Unlike street photography however, underwater photography is a real niche market. On the street your options are wide open. So why do we fret about gear so much when we don’t have to? Well probably because everyone is talking about megapixels, Nikon rumors and what video modes come with their camera. And we want, nay… crave to get with the times.
The internet is a massive place that has made information gathering and distribution very efficient. On DP review you can see the details of photographs with the latest cameras all next to each other so we can see who’s winning the ISO wars, the megapixel wars or the smallest camera wars. We are measuring the stats of our equipment very precisely, but at what cost?
The cost of this hype is that we lose focus on what matters. And what matters is technique! Increasing the quality of your equipment will increase the quality of your photographs. But not by much. Increasing the quality of your technique will increase the quality of your photographs… by leaps and bounds.
While some may dislike the fact that they cannot buy their way into making great photographs (as so many ads would like to tell them), I happen to appreciate it. If all photography was was a game of spending money, it wouldn’t be an art form or much fun.
So how do we get out of the trap? Well… I would say buy a cheap film SLR for starters… But you don’t really need anything new. Go ahead and use the camera you have. The zen for any photographer is using a camera they’ve used for 5 years or more. That’s called gear intimacy (cue in the Barry White).

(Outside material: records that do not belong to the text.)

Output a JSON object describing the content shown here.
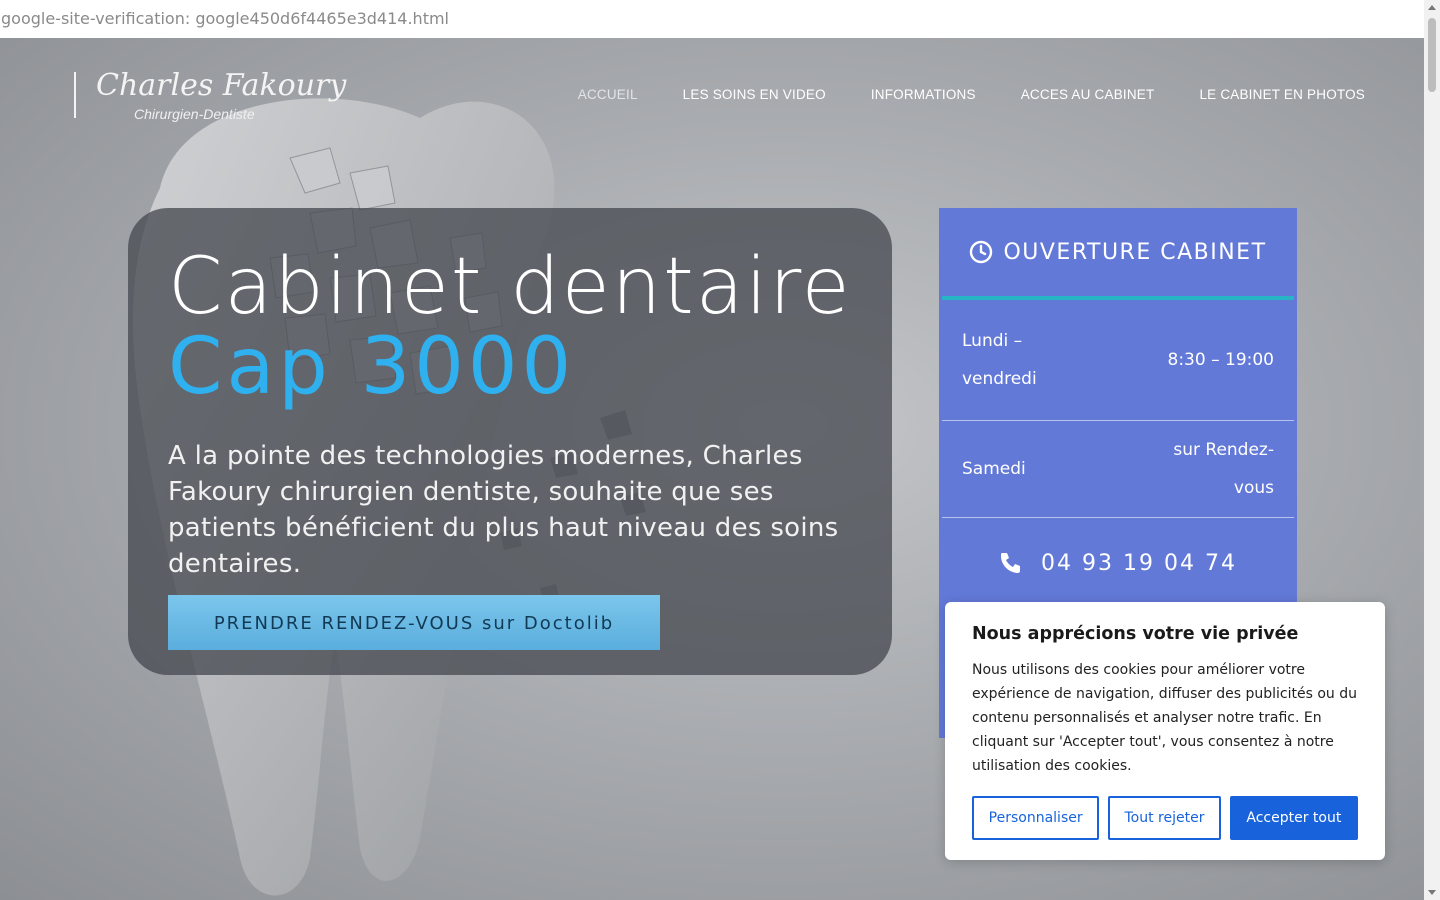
{
  "verification_text": "google-site-verification: google450d6f4465e3d414.html",
  "logo": {
    "signature": "Charles Fakoury",
    "subtitle": "Chirurgien-Dentiste"
  },
  "nav": [
    {
      "label": "ACCUEIL"
    },
    {
      "label": "LES SOINS EN VIDEO"
    },
    {
      "label": "INFORMATIONS"
    },
    {
      "label": "ACCES AU CABINET"
    },
    {
      "label": "LE CABINET EN PHOTOS"
    }
  ],
  "hero": {
    "title_line1": "Cabinet dentaire",
    "title_line2": "Cap 3000",
    "intro": "A la pointe des technologies modernes, Charles Fakoury chirurgien dentiste, souhaite que ses patients bénéficient du plus haut niveau des soins dentaires.",
    "cta_label": "PRENDRE RENDEZ-VOUS sur Doctolib"
  },
  "hours": {
    "title": "OUVERTURE CABINET",
    "rows": [
      {
        "day": "Lundi – vendredi",
        "time": "8:30 – 19:00"
      },
      {
        "day": "Samedi",
        "time": "sur Rendez-vous"
      }
    ],
    "phone": "04 93 19 04 74"
  },
  "cookie": {
    "title": "Nous apprécions votre vie privée",
    "text": "Nous utilisons des cookies pour améliorer votre expérience de navigation, diffuser des publicités ou du contenu personnalisés et analyser notre trafic. En cliquant sur 'Accepter tout', vous consentez à notre utilisation des cookies.",
    "customize_label": "Personnaliser",
    "reject_label": "Tout rejeter",
    "accept_label": "Accepter tout"
  },
  "colors": {
    "accent_blue": "#2fb0ef",
    "hours_panel": "#6379d8",
    "hours_divider": "#27b5c6",
    "cookie_primary": "#1863dc"
  }
}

If you want to spend money, instead of buying a new camera, buy a book or class that will teach you the proper ways of using your existing camera. Debate the techniques of photography… Not the stats of some plastic image maker.
In conclusion, all of the hubbub about measuring all these stats only distracts us from what matters most – patience, lighting, keen eyes, and a quick trigger finger. Pay more attention to these practices than the latest digital whirly gig out on the strip and your photos will become much better… they may even mean something to you ;-).